When the Dull Becomes Poignant

Yet, even in a club designed as a celebration of tedium, there are stories that transcend. The Guardian dedicates attention to Andrew McKean, an 85-year-old electronics engineer from Australia, whose life shifted dramatically after a heart attack left him and his wife moving into a nursing home. Once connected to the Apollo moon mission and a career that roamed from the UK to Malta, West Africa, and Canada, McKean now finds his world reduced to a single room. “Every trace of my existence is contained within these walls,” he writes, observing the changing light from his frayed armchair and listening to the “faint hum of machines and the shuffle of slippers,” as described by The Guardian.

McKean’s regular writings, posted to the club’s Facebook group, chronicle the small dramas of institutional life—watching kangaroos graze on the lawns, savoring rare bus rides into town for KFC (“the sharp tang of it a small rebellion against the home’s bland meals,” as quoted in the article), and sitting on a park bench, quietly “watching the world’s parade, its wealth and hurry.” The poetically dry reports resonate with fellow members, who check in with concern if he misses his daily update—proof, perhaps, that even among millions of self-proclaimed dull people, a sense of connection can quietly bloom.
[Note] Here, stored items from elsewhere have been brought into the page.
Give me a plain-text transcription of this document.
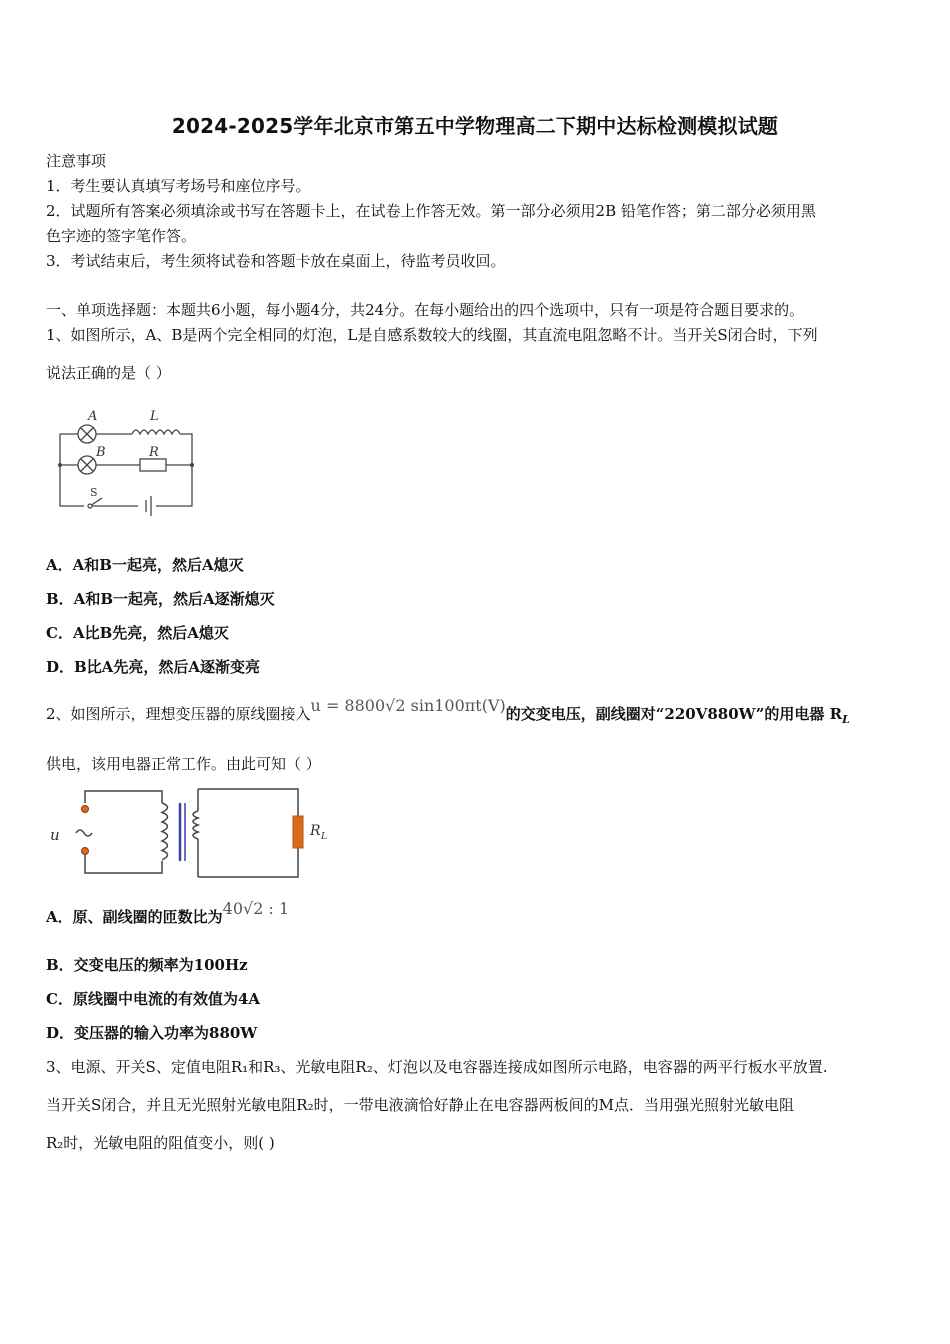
2024-2025学年北京市第五中学物理高二下期中达标检测模拟试题
注意事项
1．考生要认真填写考场号和座位序号。
2．试题所有答案必须填涂或书写在答题卡上，在试卷上作答无效。第一部分必须用2B 铅笔作答；第二部分必须用黑
色字迹的签字笔作答。
3．考试结束后，考生须将试卷和答题卡放在桌面上，待监考员收回。
一、单项选择题：本题共6小题，每小题4分，共24分。在每小题给出的四个选项中，只有一项是符合题目要求的。
1、如图所示，A、B是两个完全相同的灯泡，L是自感系数较大的线圈，其直流电阻忽略不计。当开关S闭合时，下列
说法正确的是（ ）
A
B
L
R
S
A．A和B一起亮，然后A熄灭
B．A和B一起亮，然后A逐渐熄灭
C．A比B先亮，然后A熄灭
D．B比A先亮，然后A逐渐变亮
2、如图所示，理想变压器的原线圈接入u = 8800√2 sin100πt(V)的交变电压，副线圈对“220V880W”的用电器 $R_L$
供电，该用电器正常工作。由此可知（ ）
u	R L
A．原、副线圈的匝数比为40√2 : 1
B．交变电压的频率为100Hz
C．原线圈中电流的有效值为4A
D．变压器的输入功率为880W
3、电源、开关S、定值电阻R₁和R₃、光敏电阻R₂、灯泡以及电容器连接成如图所示电路，电容器的两平行板水平放置.
当开关S闭合，并且无光照射光敏电阻R₂时，一带电液滴恰好静止在电容器两板间的M点．当用强光照射光敏电阻
R₂时，光敏电阻的阻值变小，则( )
Ordinary, But Never Irrelevant

In a reflection outlined by The Guardian, founder Grover Click argues that what these “dull men” (and women) do is akin to ikigai—the Japanese concept of purposeful living. He writes in the 2024 club calendar: “It gives a sense of purpose, a motivating force. A reason to jump out of bed in the morning.” Whether that reason is meticulously ranking windshield wiper speeds or simply sharing unremarkable observations with likeminded souls, it appears to suffice.

It’s a curious twist: in an era obsessed with spectacle and viral drama, perhaps it’s radical to stake a claim for the slow, the careful, and the ordinary. As the outlet notes, these are individuals who find beauty in the overlooked, humor in the understated, and companionship in quiet solidarity. Is there, in the end, anything truly dull about that? Or is interest—like excitement—a matter of perspective? In the Dull Men’s Club, it seems, there’s always room for one more uneventful story.